Steuerreform
Am 30. April 2019 wurden von der österreichischen Bundesregierung die Eckpfeiler der geplanten Steuerreform präsentiert. Da detaillierte Informationen erst mit einem entsprechenden Gesetzesentwurf vorliegen werden, sind nähere Erläuterungen auch erst bei Vorliegen dieses Entwurfs möglich. Es ist (wie die Vergangenheit schon öfters gezeigt hat) wahrscheinlich, dass noch die eine oder andere Änderung erfolgt, ehe die geplante Steuerreform endgültig rechtskräftig beschlossen wird.
Die geplanten Eckpunkte im Überblick:
EStG:
❚ Senken der Krankenversicherungsbeiträge für niedrige Einkommen ab 2020
❚ Einführen einer Kleinunternehmerpauschalierung im EStG (60% oder 35% Pauschalbetrag vom Umsatz)

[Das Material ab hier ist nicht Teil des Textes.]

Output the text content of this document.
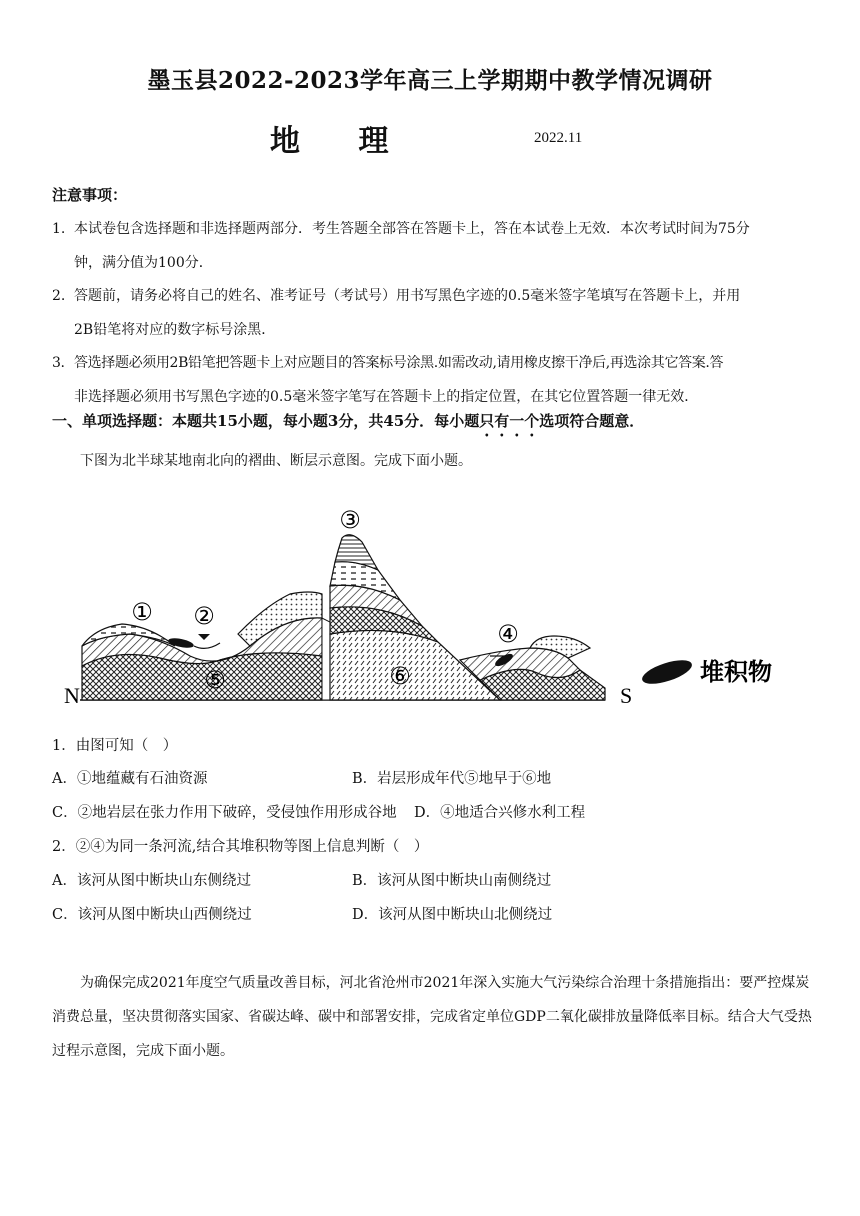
墨玉县2022-2023学年高三上学期期中教学情况调研
地 理	2022.11
注意事项：
1. 本试卷包含选择题和非选择题两部分．考生答题全部答在答题卡上，答在本试卷上无效．本次考试时间为75分
钟，满分值为100分．
2. 答题前，请务必将自己的姓名、准考证号（考试号）用书写黑色字迹的0.5毫米签字笔填写在答题卡上，并用
2B铅笔将对应的数字标号涂黑．
3. 答选择题必须用2B铅笔把答题卡上对应题目的答案标号涂黑.如需改动,请用橡皮擦干净后,再选涂其它答案.答
非选择题必须用书写黑色字迹的0.5毫米签字笔写在答题卡上的指定位置，在其它位置答题一律无效．
一、单项选择题：本题共15小题，每小题3分，共45分．每小题只有一个选项符合题意．
下图为北半球某地南北向的褶曲、断层示意图。完成下面小题。
① ②
③
④
⑤	⑥
N	S
堆积物
1．由图可知（　）
A．①地蕴藏有石油资源	B．岩层形成年代⑤地早于⑥地
C．②地岩层在张力作用下破碎，受侵蚀作用形成谷地 D．④地适合兴修水利工程
2．②④为同一条河流,结合其堆积物等图上信息判断（　）
A．该河从图中断块山东侧绕过	B．该河从图中断块山南侧绕过
C．该河从图中断块山西侧绕过	D．该河从图中断块山北侧绕过
为确保完成2021年度空气质量改善目标，河北省沧州市2021年深入实施大气污染综合治理十条措施指出：要严控煤炭消费总量，坚决贯彻落实国家、省碳达峰、碳中和部署安排，完成省定单位GDP二氧化碳排放量降低率目标。结合大气受热过程示意图，完成下面小题。
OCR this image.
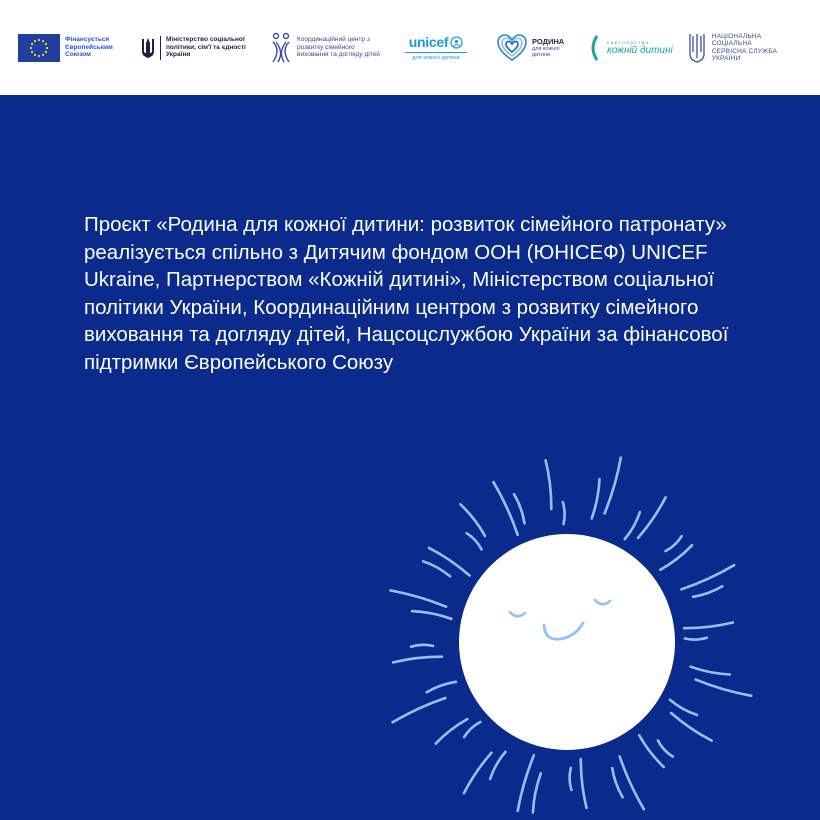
Фінансується Європейським Союзом
Міністерство соціальної політики, сім'ї та єдності України
Координаційний центр з розвитку сімейного виховання та догляду дітей
unicef
для кожної дитини
РОДИНА
для кожної дитини
партнерство
кожній дитині
НАЦІОНАЛЬНА СОЦІАЛЬНА СЕРВІСНА СЛУЖБА УКРАЇНИ
Проєкт «Родина для кожної дитини: розвиток сімейного патронату» реалізується спільно з Дитячим фондом ООН (ЮНІСЕФ) UNICEF Ukraine, Партнерством «Кожній дитині», Міністерством соціальної політики України, Координаційним центром з розвитку сімейного виховання та догляду дітей, Нацсоцслужбою України за фінансової підтримки Європейського Союзу
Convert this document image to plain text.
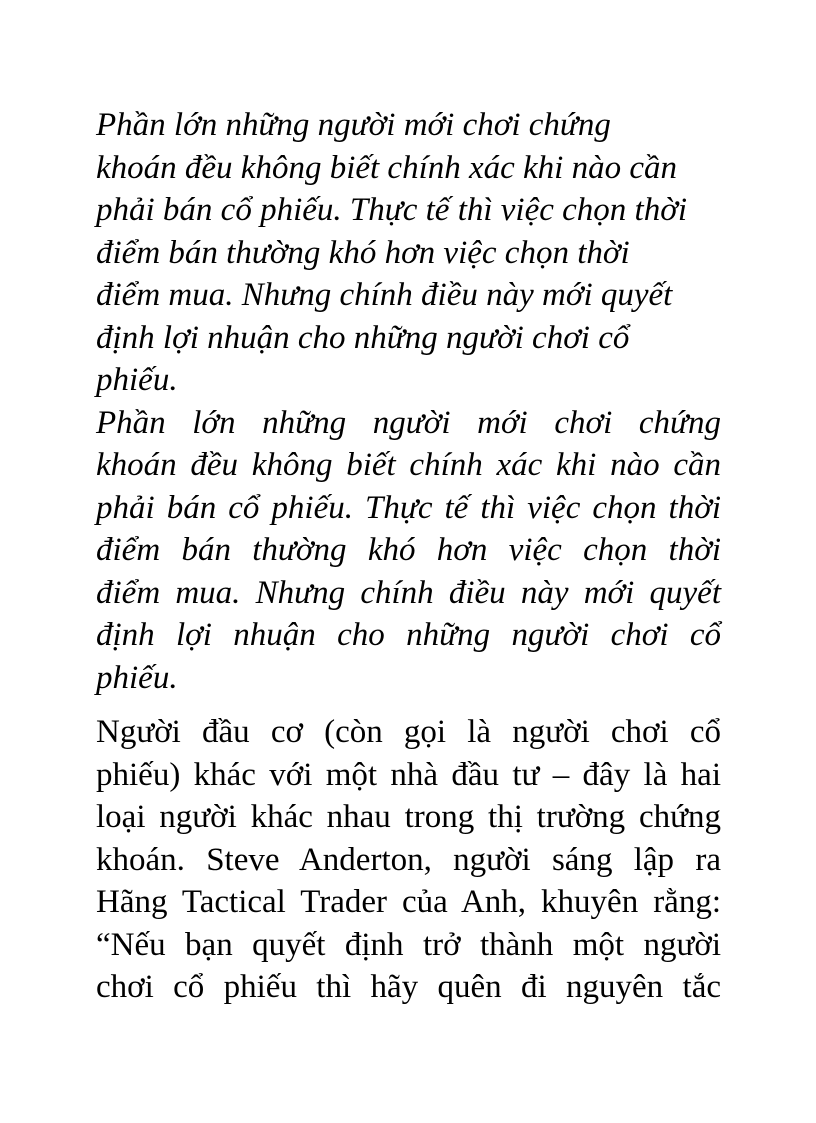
Phần lớn những người mới chơi chứng
khoán đều không biết chính xác khi nào cần
phải bán cổ phiếu. Thực tế thì việc chọn thời
điểm bán thường khó hơn việc chọn thời
điểm mua. Nhưng chính điều này mới quyết
định lợi nhuận cho những người chơi cổ
phiếu.
Phần lớn những người mới chơi chứng
khoán đều không biết chính xác khi nào cần
phải bán cổ phiếu. Thực tế thì việc chọn thời
điểm bán thường khó hơn việc chọn thời
điểm mua. Nhưng chính điều này mới quyết
định lợi nhuận cho những người chơi cổ
phiếu.
Người đầu cơ (còn gọi là người chơi cổ
phiếu) khác với một nhà đầu tư – đây là hai
loại người khác nhau trong thị trường chứng
khoán. Steve Anderton, người sáng lập ra
Hãng Tactical Trader của Anh, khuyên rằng:
“Nếu bạn quyết định trở thành một người
chơi cổ phiếu thì hãy quên đi nguyên tắc
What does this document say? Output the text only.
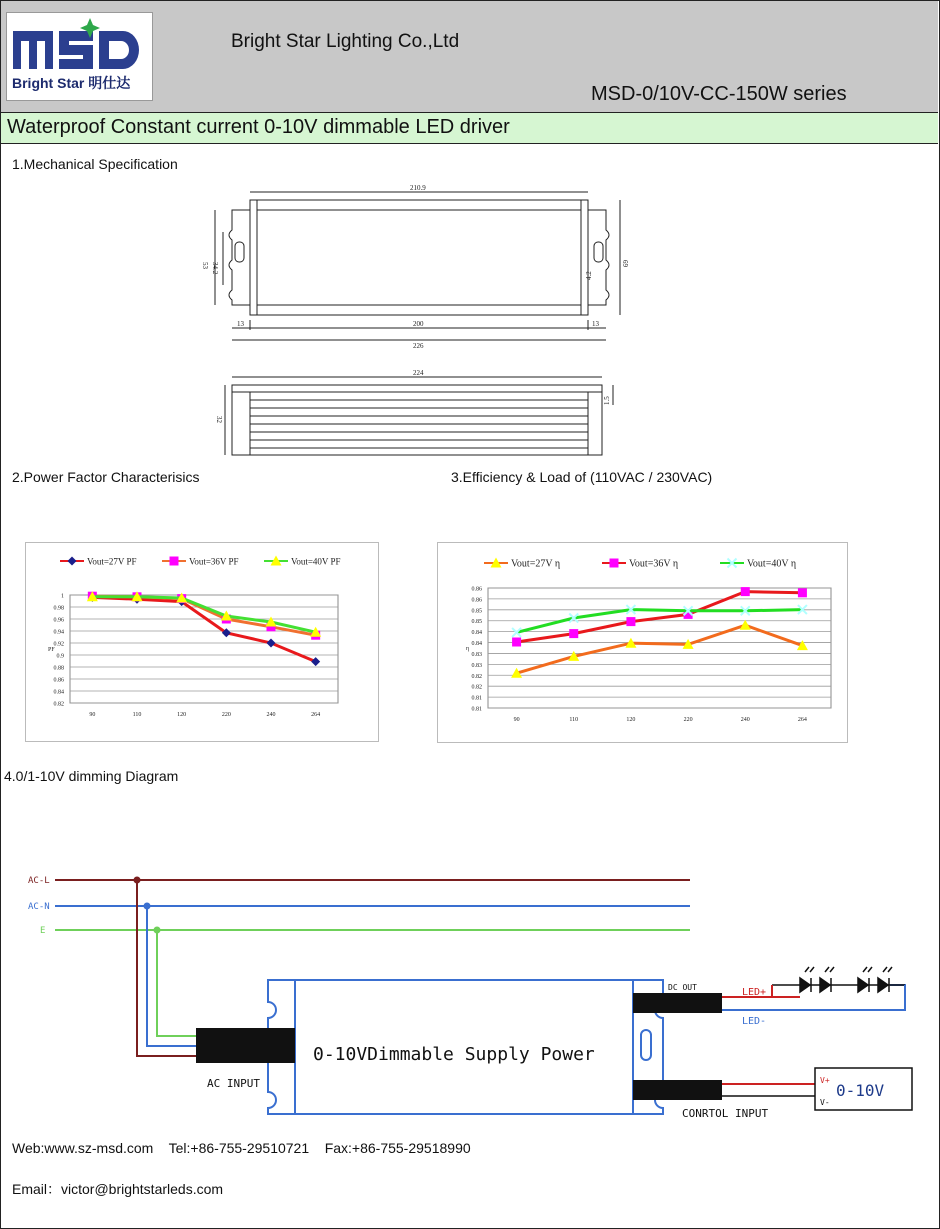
Bright Star 明仕达
Bright Star Lighting Co.,Ltd
MSD-0/10V-CC-150W series
Waterproof Constant current 0-10V dimmable LED driver
1.Mechanical Specification
210.9
53 34.2
4.2
69
13	200	13
226
224
32
1.5
2.Power Factor Characterisics	3.Efficiency & Load of (110VAC / 230VAC)
1
0.98
0.96
0.94
0.92
0.9
0.88
0.86
0.84
0.82
PF
90	110	120	220	240	264
Vout=27V PF	Vout=36V PF	Vout=40V PF
0.86
0.86
0.85
0.85
0.84
0.84
0.83
0.83
0.82
0.82
0.81
0.81
η
90	110	120	220	240	264
Vout=27V η	Vout=36V η	Vout=40V η
4.0/1-10V dimming Diagram
AC-L
AC-N
E
0-10VDimmable Supply Power
AC INPUT
DC OUT
CONRTOL INPUT
LED+
LED-
V+
V-
0-10V
Web:www.sz-msd.com    Tel:+86-755-29510721    Fax:+86-755-29518990
Email：victor@brightstarleds.com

❚ Stufenweise Erhöhen der Grenze für Geringwertige Wirtschaftsgüter:
❚ Ab 2020: Erhöhen der GWG-Grenze von € 400,– auf € 800,–
❚ Ab 2021: Erhöhen der GWG-Grenze auf € 1.000,–
❚ Senken des Einkommensteuertarifs in zwei Etappen:
❚ Ab 2021: Senken des Eingangssteuersatzes von 25% auf 20%
❚ Ab 2022: Senken der Steuerstufen von 35% auf 30% und von 42% auf 40%
❚ Spitzensteuersatz von 55% bleibt ab 2020 unbefristet
❚ Erhöhen des Werbekostenpauschales von € 132,– auf € 300,– ab 2022
❚ Steuerliche Begünstigung von Mitarbeitererfolgsbeteiligungen: ab 2022 bis € 3.000,– pro Jahr und Mitarbeiter steuerfrei als Bonus auszahlbar
❚ Strukturelle Vereinfachungen durch Neukodifikation des EStG (EStG 2020) und Vereinfachung der Lohnverrechnung und der Gewinnermittlung
❚ Schaffen einer einheitlichen Bemessungsgrundlage für Lohnnebenkosten ab 2022
❚ Zusammenlegen der Sonderausgaben und außergewöhnlichen Belastung zu „Abzugsfähigen Privatausgaben“
❚ Ausweiten des Gewinnfreibetrages (Grundfreibetrag bis € 100.000,–) ab 2022
UStG:
❚ Anheben der Kleinunternehmergrenze von € 30.000,– auf € 35.000,– Jahresumsatz
❚ Ermäßigter USt-Satz von 10% für elektronische Bücher und Zeitungen ab 2020
KStG:
❚ Senken des Körperschaftsteuertarifs in zwei Etappen
❚ Ab 2022: Senken des KöSt-Satzes von 25% auf 23%
❚ Ab 2023: Senken des KöSt-Satzes auf 21%
BAO /Sonstiges:
❚ Einführen einer Betriebsprüfung auf Antrag (bei Betriebsübertragung oder Betriebsaufgabe)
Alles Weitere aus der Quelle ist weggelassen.